Quite simply, we would argue that existing FTSE, S&P, DJ and Morgan Stanley classification systems fail to be sufficiently detailed to adequately categorise companies.
The SIC system is designed to match companies to “the type of economic activity in which they are engaged”. Where a company’s operation covers more than one product a weighting system is used.
In trying to answer Q2 we covered how the UK SIC Class structure perfectly matched the EU’s NACE Rev 1 system. For the US matters are somewhat more complicated since they use a different nominal classification, the NAICS (the North American Industrial Classification System). The NAICS is largely based on the ISIC Rev 3 (International Standard Industrial Classification) system.
Throughout QuantMetriks we adopt the SIC system translating the US NAICS into its coding. Every effort is made to match sectors appropriately across countries.
SIC’s can be mixed to create more aggregated sectors. For instance, if we wished to consider the production of fertilisers and pesticides we would need to merge the SIC’s 24.17 and 24.2. However, there are two caveats. Firstly, because most data is indexed using a Laspeyes system, mixing sectors should be carried out with care. Secondly, this process requires weights to be attached to the sectors being merged.
Other constructs we have within QuantMetriks include the manufacture of cement, concrete and plaster-based building products (26.4-26.63) along with the production of steel products (27.1-27.3). We term these constructs Multi-Class sectors.
QuantMetrik’s coverage is currently confined to Classes across the Divisions 10 through 52.
Producer price data is available below the Class level, drilling down in fact to several thousand seven, and sometimes eight, digit level sectors. However, production data only rarely breaks below the four-digit level. Those instances where the system does have a full complement of detailed data include the manufacture of clay (26.4) and the production of concrete (26.61) building materials. For example, production data exists for the production of aerated (26.61/1131), lightweight (26.61/1132) and heavy concrete (26.61/1133) building blocks.
Another instance where we can confidently break below the Class level is the production of animal feedingstuffs (15.71), with data available at a level of detail for feedingstuffs for poultry, pigs, cattle and sheep.

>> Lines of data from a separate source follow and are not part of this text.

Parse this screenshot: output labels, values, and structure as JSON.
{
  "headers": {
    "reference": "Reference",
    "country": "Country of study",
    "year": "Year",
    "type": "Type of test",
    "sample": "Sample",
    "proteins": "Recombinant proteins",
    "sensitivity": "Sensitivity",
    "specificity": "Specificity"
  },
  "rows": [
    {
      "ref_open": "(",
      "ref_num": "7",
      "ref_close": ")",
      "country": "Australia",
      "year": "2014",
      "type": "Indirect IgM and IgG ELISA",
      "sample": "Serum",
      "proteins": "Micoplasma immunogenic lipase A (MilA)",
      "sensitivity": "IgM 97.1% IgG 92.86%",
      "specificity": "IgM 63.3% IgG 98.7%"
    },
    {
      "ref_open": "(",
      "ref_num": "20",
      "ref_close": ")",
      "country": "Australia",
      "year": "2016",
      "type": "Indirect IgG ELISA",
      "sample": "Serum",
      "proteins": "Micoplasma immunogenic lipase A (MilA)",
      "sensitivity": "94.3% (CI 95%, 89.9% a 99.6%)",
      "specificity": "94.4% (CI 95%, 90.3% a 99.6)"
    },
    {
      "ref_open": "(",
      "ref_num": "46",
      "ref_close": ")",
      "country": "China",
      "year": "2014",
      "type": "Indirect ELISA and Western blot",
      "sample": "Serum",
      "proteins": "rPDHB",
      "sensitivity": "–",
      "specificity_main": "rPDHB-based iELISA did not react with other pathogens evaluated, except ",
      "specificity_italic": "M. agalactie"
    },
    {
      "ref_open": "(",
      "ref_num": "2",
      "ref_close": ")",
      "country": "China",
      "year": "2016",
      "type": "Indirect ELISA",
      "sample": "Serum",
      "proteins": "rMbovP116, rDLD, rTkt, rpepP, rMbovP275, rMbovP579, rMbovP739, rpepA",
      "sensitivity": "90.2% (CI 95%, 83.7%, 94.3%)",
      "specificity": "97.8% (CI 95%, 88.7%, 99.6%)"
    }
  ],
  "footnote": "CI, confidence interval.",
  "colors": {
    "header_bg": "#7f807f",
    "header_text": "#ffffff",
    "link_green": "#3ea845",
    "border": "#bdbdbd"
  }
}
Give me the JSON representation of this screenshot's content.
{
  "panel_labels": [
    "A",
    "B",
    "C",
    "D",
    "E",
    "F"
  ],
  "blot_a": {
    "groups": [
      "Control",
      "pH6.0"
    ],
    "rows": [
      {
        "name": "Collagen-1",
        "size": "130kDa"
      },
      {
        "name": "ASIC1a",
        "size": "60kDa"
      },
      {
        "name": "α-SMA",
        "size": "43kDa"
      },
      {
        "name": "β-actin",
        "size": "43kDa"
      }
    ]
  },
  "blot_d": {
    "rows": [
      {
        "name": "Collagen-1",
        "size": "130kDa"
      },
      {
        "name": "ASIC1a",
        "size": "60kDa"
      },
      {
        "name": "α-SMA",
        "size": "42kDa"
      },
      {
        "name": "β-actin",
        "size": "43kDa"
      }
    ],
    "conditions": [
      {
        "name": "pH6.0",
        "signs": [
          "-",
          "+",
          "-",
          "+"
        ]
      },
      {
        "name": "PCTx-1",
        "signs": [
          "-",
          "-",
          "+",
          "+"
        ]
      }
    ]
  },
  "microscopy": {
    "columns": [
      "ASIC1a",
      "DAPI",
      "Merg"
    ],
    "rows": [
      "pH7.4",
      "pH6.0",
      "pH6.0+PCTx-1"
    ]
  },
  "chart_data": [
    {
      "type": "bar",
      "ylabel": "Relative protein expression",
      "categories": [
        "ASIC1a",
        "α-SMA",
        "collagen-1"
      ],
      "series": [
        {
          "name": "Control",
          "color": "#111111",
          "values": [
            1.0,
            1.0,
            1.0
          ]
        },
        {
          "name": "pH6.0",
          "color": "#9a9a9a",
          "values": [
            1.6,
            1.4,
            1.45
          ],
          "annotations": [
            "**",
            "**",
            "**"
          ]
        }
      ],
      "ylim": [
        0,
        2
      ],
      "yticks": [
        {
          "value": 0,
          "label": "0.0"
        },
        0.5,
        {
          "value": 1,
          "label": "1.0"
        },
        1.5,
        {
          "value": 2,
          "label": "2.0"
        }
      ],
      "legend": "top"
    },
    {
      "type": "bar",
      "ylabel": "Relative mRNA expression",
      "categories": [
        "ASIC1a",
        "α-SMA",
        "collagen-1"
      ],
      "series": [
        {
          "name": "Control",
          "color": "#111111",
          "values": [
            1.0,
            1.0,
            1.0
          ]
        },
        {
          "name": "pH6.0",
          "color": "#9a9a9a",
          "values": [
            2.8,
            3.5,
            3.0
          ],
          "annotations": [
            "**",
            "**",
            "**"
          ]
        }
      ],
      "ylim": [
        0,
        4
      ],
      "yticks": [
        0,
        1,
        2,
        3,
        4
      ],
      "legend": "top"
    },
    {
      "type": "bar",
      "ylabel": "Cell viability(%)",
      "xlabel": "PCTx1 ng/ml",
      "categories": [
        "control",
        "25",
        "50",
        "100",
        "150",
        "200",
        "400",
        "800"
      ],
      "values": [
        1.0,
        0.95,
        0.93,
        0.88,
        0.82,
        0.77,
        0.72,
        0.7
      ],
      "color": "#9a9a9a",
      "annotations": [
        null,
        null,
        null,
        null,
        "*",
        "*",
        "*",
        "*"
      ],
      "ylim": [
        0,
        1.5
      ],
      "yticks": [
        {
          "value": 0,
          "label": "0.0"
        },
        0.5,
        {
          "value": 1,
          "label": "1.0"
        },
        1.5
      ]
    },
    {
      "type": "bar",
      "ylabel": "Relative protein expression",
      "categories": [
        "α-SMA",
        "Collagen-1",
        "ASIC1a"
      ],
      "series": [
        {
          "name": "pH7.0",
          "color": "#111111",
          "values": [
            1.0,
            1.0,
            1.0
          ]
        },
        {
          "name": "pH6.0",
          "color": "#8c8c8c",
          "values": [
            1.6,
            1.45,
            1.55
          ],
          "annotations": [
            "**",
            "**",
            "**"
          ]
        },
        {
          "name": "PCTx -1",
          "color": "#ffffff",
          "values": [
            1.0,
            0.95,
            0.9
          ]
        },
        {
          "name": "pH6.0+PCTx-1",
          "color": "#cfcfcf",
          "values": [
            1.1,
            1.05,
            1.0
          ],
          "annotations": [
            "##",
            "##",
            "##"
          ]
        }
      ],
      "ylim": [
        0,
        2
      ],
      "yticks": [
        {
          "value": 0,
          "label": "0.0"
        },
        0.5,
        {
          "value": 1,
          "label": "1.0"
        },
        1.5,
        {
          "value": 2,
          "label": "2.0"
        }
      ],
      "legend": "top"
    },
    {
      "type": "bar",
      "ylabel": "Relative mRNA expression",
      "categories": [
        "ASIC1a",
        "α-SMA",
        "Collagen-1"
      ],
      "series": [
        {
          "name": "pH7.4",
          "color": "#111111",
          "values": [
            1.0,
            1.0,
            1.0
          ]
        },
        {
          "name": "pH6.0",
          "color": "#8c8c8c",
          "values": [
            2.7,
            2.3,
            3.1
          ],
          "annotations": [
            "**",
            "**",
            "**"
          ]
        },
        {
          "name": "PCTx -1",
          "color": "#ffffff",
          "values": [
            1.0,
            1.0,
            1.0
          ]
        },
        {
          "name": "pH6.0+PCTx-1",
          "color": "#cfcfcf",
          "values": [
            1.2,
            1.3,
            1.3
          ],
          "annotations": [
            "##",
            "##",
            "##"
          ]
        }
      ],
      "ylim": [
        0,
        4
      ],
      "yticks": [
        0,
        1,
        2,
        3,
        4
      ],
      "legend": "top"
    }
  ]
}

On the whole we would recommend users focusing largely at the Class level of sector detail.
When the SIC structure was first introduced over half a century ago its emphasis was in areas such as textile making, metal fabrication and newspaper printing, each a far cry from the manufacture of telecom equipment and semi conductors, or the imprinting of CDs! However, with each restructuring since 1948 the focus has shifted from the areas originally emphasised towards emerging sectors.
The challenge over coming years is to move further into service and distribution sectors.